IN ANOTHER COUNTRY
I am reviewing In Another Country as a genre film, although that is not the only way to read it. On one level, it reads like a spate of films a few years ago that charted the alternate life pathways of its central characters with the likes of Smoking/No Smoking (1993), Sliding Doors (1998), Run Lola Run (1998), Twice Upon a Yesterday (1998), Me Myself I (1999), Possible Lives (2001) and The Butterfly Effect (2004). Although here, instead of charting the alternate live paths of its central character, the film gives us three completely different characters played by the same actress Isabelle Huppert who is cast respectively as a coolly sophisticated French director, a wife having an affair and a wife who is left emotionally distraught after her husband abandons her and so it becomes more a film about three different people replaying the same location and situation, not unakin to Bill Murray in Groundhog Day (1993).
In all the stories, most of the events are almost identical Isabelle Huppert signs into a motel at the same Korean seaside town, has a man (Kwon Hae Hyo) with a pregnant wife (Moon So-Ri) who is attracted to and tries to kiss her, borrows an umbrella from the neighbour (Jung Yumi) and goes for a walk to find a lighthouse where she meets a lifeguard (Yu Jungsang) who lives in a tent on the beach and becomes attracted to her. The fun of the film is in watching the same scenario play out with slightly different variations. Hong Sang-soo has a natural talent for directing comedy and some of the offhand reactions that take place the over-eagerness of lifeguard Yu Junsang offering her his tent, writing songs about her and invading the barbecue, Kwon Hae Hyos ploys to get a kiss prove rather delightful. This is also a film that takes place with the dialogue in both Korean and English and some of the funniest asides come in the play between watching the subtitled interpretations of what people are saying, the selective relaying to others of what is being said or the attempts to interpret hand signals.
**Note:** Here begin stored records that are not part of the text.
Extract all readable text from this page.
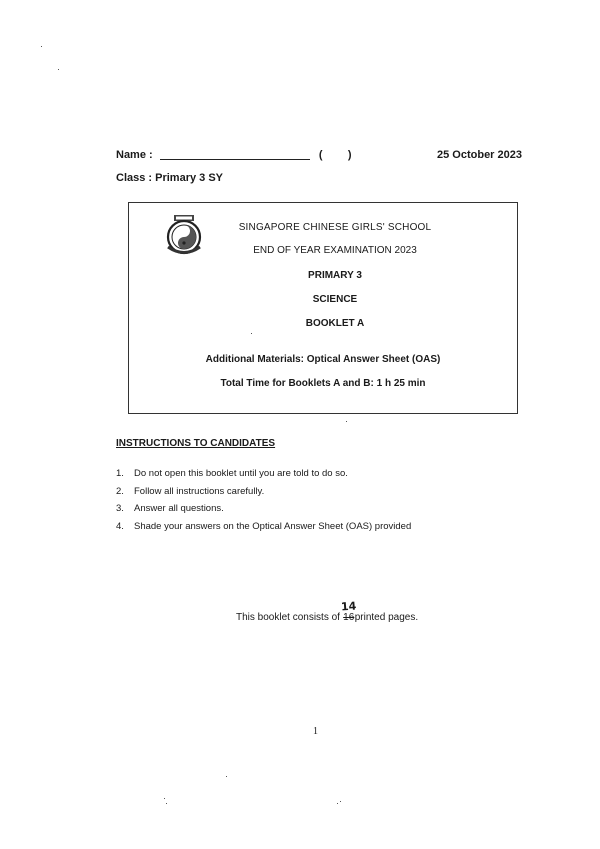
Name :	( )	25 October 2023
Class : Primary 3 SY
SINGAPORE CHINESE GIRLS' SCHOOL
END OF YEAR EXAMINATION 2023
PRIMARY 3
SCIENCE
BOOKLET A
Additional Materials: Optical Answer Sheet (OAS)
Total Time for Booklets A and B: 1 h 25 min
INSTRUCTIONS TO CANDIDATES
1. Do not open this booklet until you are told to do so.
2. Follow all instructions carefully.
3. Answer all questions.
4. Shade your answers on the Optical Answer Sheet (OAS) provided
This booklet consists of 16
14
printed pages.
1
Hong Sang-hoo has a great deal of fun with the scenarios, interweaving them with an adroit dexterity. The film even extends to a level of meta-fiction with the young author of the stories (Jung Yumi) also writing herself in in the role of the neighbour who gives Isabelle Huppert the umbrella, while her mother (Youn Yunghung) also plays the role of the academic that accompanies Isabelle Huppert in the third story. There is a considerable playfulness between the stories how Isabelle Huppert hides the umbrella that Jung Yumi gives her by the side of the road, which her other self in the third story picks up; while in the first story she and the others encounter broken beer bottles on the beach and in the third story it becomes her drunken self that throws the bottles into the surf. Isabelle Huppert shines in her role, still managing to come across as sexy at the age of 57.
Hang Song-soo performed similar things in the subsequent Right Now, Wrong Then (2016), telling two different versions of the same romance.